Les recherches pour les masques sur Internet ont grimpé de 496% au cours du premier trimestre 2020. C'est ce qu'affirme Lyst, le moteur de recherche spécial mode. Déjà, avant la pandémie de coronavirus, les masques s'invitaient dans les collections. On peut par exemple citer ceux imaginés par Marc Jacobs et Richard Prince pour Louis Vuitton, ceux de Rick Owens, Alexander Wang, QIAODAN ou encore de la collab Nike x Alyx. Même Virgil Abloh, le créateur de Off-White, avait lancé des masques avec le logo de sa marque, vendus 95 dollars pièce. Et ils se sont retrouvés en rupture de stock (et sont désormais vendu 3 fois plus cher sur les sites de revente). Chez les stars aussi, en dehors des rappeurs, plusieurs artistes n'ont pas hésité à venir masqués sur les red carpet, comme notamment Billie Eilish, Miley Cyrus et Ariana Grande.
Et depuis le Covid-19, les masques et la mode font de nouveau bon ménage, mais pas avec la même signification. Alors que plusieurs marques ont aidé à lutter contre le coronavirus, soit en fabriquant des masques pour les soignants, soit en reversant leurs bénéfices pour les hôpitaux de France, voilà que de plus en plus de designers se lancent dans la création de masques stylés. L'idée ? Aider les gens à trouver des masques, à se protéger du virus, tout en leur apportant un peu de gaieté. Alors le masque, nouvel accessoire de mode à shopper pour le déconfinement du 11 mai 2020 ?
Moins chers que ceux de Off-White, il y a par exemple ceux de Pierre Talamon. Ce tailleur dans le Marais les vend 15 euros pièce. Il a expliqué à l'AFP : "C'est tout à fait logique de l'introduire dans la garde-robe masculine. Cela risque de devenir un accessoire de mode".
En province aussi des magasins ont fabriqué des masques. Isabelle Mathieu, propriétaire de la boutique Tombé du ciel vintage à Marseille (et costumière de cinéma) a ainsi avoué à l'AFP qu'il y a "une vraie demande, on ne s'y attendait pas du tout. On est appelé à en porter au moins pendant un an et demi tant qu'il n'y aura pas de vaccin : il faut apporter un peu de gaieté".
A l'étranger également, plusieurs créateurs s'y sont mis comme l'a indiqué l'Agence France Presse, de Paul Park (créateur de mode sud-coréen qui fait d'habitude des costumes de mariage), à Maria Hibri (créatrice libanaise et co-fondatrice du studio de design Bokja qui crée des masques en soie biologique).

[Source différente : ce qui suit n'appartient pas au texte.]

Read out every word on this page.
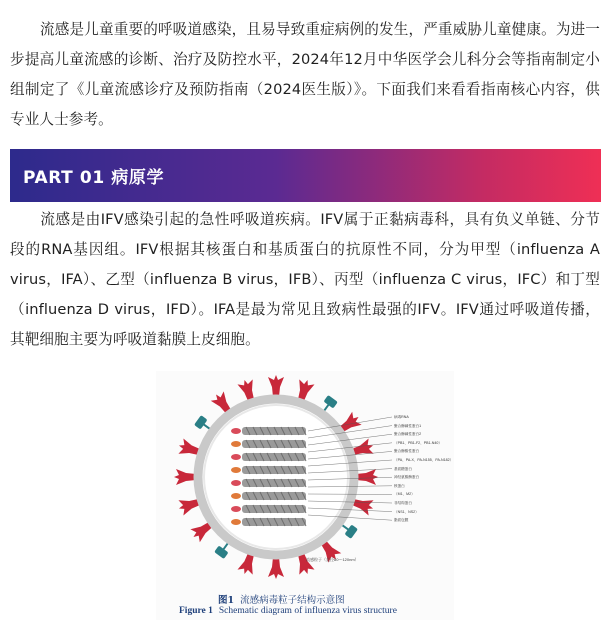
流感是儿童重要的呼吸道感染，且易导致重症病例的发生，严重威胁儿童健康。为进一步提高儿童流感的诊断、治疗及防控水平，2024年12月中华医学会儿科分会等指南制定小组制定了《儿童流感诊疗及预防指南（2024医生版）》。下面我们来看看指南核心内容，供专业人士参考。

PART 01 病原学

流感是由IFV感染引起的急性呼吸道疾病。IFV属于正黏病毒科，具有负义单链、分节段的RNA基因组。IFV根据其核蛋白和基质蛋白的抗原性不同，分为甲型（influenza A virus，IFA）、乙型（influenza B virus，IFB）、丙型（influenza C virus，IFC）和丁型（influenza D virus，IFD）。IFA是最为常见且致病性最强的IFV。IFV通过呼吸道传播，其靶细胞主要为呼吸道黏膜上皮细胞。

流感粒子（直径80～120nm）
病毒RNA
聚合酶碱性蛋白1
聚合酶碱性蛋白2
（PB1、PB1-F2、PB1-N40）
聚合酶酸性蛋白
（PA、PA-X、PA-N155、PA-N182）
基质糖蛋白
神经氨酸酶蛋白
核蛋白
（M1、M2）
非结构蛋白
（NS1、NS2）
脂质包膜
图1 流感病毒粒子结构示意图
Figure 1 Schematic diagram of influenza virus structure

En revanche, du côté des grandes maisons de luxe, c'est silence radio. Eux qui avant le confinement s'étaient prêtés à la tendance des masques semblent ne plus apprécier autant cet "accessoire", sa connotation ayant changé depuis la pandémie. Dior et la styliste Marinne Serre ont ainsi préféré ne pas répondre à l'AFP qui leur demandait si on verrait des masques dans leurs prochaines collections. Arnaud Vaillant, cofondateur de la marque Coperni, a de son côté répondu vaguement : "On préfère ne pas se prononcer pour le moment".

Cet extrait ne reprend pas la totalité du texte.